La réforme du collège est en marche

Pour s’attaquer à ce qui est considéré comme le maillon faible du parcours scolaire, la ministre veut davantage d’interdisciplinarité.[N.REVELLI-BEAUMONT/SIPA POUR DIRECT MATIN]

Najat Vallaud-Belkacem s’attaque à un vaste chantier. L’objectif : améliorer les enseignements pour renforcer le niveau des élèves en français.

 

Et maintenant, les années collège. Après les rythmes scolaires et la notation des élèves, Najat Vallaud-Belkacem ouvre un autre dossier sensible de l’Education.

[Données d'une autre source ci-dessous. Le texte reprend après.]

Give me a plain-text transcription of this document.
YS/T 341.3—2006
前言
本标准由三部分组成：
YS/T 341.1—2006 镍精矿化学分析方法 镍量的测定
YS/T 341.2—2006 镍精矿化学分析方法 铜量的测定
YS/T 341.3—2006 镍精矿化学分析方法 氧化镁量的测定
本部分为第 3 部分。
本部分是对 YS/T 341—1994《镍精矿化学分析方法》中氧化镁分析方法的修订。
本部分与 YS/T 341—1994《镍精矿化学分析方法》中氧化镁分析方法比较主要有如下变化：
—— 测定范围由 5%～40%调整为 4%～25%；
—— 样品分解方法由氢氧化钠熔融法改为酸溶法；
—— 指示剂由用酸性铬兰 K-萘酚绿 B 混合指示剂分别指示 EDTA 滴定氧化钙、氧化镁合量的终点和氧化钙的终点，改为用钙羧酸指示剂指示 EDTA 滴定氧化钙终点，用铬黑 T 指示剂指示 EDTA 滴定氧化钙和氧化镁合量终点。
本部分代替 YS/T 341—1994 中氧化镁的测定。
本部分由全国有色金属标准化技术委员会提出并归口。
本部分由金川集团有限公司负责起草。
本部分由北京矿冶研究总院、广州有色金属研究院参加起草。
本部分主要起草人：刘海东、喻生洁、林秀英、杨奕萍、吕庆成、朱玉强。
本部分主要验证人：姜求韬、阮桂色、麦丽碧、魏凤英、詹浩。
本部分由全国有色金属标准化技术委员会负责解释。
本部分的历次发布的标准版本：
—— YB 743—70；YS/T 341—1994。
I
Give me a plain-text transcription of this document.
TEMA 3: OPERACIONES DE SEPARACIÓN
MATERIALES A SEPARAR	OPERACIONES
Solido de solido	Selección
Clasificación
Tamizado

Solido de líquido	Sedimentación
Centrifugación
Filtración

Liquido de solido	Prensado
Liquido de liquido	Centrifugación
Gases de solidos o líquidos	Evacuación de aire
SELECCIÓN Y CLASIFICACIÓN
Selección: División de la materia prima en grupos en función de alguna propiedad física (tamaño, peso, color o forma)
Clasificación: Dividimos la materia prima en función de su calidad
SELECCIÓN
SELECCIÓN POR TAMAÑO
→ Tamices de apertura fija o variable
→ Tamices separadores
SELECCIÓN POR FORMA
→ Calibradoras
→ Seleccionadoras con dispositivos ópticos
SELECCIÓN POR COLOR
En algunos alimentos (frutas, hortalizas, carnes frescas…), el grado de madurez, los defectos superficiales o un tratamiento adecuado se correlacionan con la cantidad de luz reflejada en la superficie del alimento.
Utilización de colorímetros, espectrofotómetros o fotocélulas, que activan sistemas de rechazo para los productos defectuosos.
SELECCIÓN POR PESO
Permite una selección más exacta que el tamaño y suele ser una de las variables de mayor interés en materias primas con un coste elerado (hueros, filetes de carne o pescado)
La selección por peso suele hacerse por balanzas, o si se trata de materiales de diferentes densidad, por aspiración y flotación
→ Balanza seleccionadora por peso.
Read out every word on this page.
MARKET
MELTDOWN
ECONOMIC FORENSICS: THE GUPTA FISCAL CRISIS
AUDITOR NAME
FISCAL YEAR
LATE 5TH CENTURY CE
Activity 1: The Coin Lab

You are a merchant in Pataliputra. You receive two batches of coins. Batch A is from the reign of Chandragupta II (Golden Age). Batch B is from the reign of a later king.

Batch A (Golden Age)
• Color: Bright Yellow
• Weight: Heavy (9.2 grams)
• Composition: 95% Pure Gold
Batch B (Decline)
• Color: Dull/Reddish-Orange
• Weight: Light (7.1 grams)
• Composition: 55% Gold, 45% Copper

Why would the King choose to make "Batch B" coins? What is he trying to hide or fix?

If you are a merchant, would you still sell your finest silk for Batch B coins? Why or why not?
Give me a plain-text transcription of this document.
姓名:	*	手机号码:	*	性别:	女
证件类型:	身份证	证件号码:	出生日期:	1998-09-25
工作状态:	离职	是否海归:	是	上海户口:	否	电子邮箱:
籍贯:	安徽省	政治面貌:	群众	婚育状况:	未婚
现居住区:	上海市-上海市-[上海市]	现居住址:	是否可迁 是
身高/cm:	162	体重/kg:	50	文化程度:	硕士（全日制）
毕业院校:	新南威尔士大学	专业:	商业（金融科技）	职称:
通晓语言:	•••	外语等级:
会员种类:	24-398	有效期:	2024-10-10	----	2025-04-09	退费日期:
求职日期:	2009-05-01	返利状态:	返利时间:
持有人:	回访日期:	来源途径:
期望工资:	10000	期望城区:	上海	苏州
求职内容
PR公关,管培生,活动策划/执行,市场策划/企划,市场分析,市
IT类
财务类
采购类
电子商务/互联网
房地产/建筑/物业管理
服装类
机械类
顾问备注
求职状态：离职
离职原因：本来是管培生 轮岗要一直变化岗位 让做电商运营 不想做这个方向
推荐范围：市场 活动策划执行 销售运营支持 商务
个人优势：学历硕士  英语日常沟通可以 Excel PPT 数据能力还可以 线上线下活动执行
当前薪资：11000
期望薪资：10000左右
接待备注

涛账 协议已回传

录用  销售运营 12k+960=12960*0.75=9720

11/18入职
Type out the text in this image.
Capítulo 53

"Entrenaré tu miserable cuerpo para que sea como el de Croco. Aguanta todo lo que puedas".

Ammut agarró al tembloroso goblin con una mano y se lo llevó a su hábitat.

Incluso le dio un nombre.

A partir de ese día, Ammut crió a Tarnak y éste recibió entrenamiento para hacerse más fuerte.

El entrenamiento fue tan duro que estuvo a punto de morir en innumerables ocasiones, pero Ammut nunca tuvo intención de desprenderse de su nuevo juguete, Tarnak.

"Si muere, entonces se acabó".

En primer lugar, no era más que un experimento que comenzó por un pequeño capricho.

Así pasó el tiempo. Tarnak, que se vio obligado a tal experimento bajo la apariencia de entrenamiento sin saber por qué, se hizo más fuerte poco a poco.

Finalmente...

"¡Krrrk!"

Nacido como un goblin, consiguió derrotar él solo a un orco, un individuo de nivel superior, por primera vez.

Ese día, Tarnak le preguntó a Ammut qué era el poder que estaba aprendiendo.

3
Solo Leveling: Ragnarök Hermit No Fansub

Son projet de réforme arrive ce mercredi en Conseil des ministres, avant d’être discuté par les acteurs du monde éducatif et d’entrer en vigueur à la rentrée 2016.

Un chantier immense – 3,2 millions de collégiens sont concernés dans le pays – qui entend mettre plus de diversité dans les cours, afin d’améliorer un niveau moyen loin d’être exemplaire.

 

Un sujet, plusieurs matières

Pour s’attaquer à ce qui est considéré comme le maillon faible du parcours scolaire, la ministre veut davantage d’interdisciplinarité. Autrement dit, en marge des matières traditionnelles, seront développés des "enseignements complémentaires où plusieurs disciplines pourront se croiser", a-t-elle déjà fait savoir. Un même sujet pourrait ainsi être abordé par un texte en français et une œuvre en arts plastiques. Il s’agirait, selon l’historien de l’éducation Claude Lelièvre, "de motiver des élèves dont la majorité disent s’ennuyer au collège, en leur montrant que les disciplines classiques, nécessaires, sont aussi complémentaires". Un élève en difficulté dans une matière pourrait en outre compenser par un intérêt pour une autre, afin, comme le souhaite Najat Vallaud-Belkacem, de "comprendre des concepts". Sur les vingt-cinq heures de cours par semaine, quatre devraient au final y être consacrées. Une initiative qui fait grincer des dents les syndicats défenseurs des matières traditionnelles, quand d’autres y voient, a contrario, un moyen de travailler, et donc d’apprendre, autrement.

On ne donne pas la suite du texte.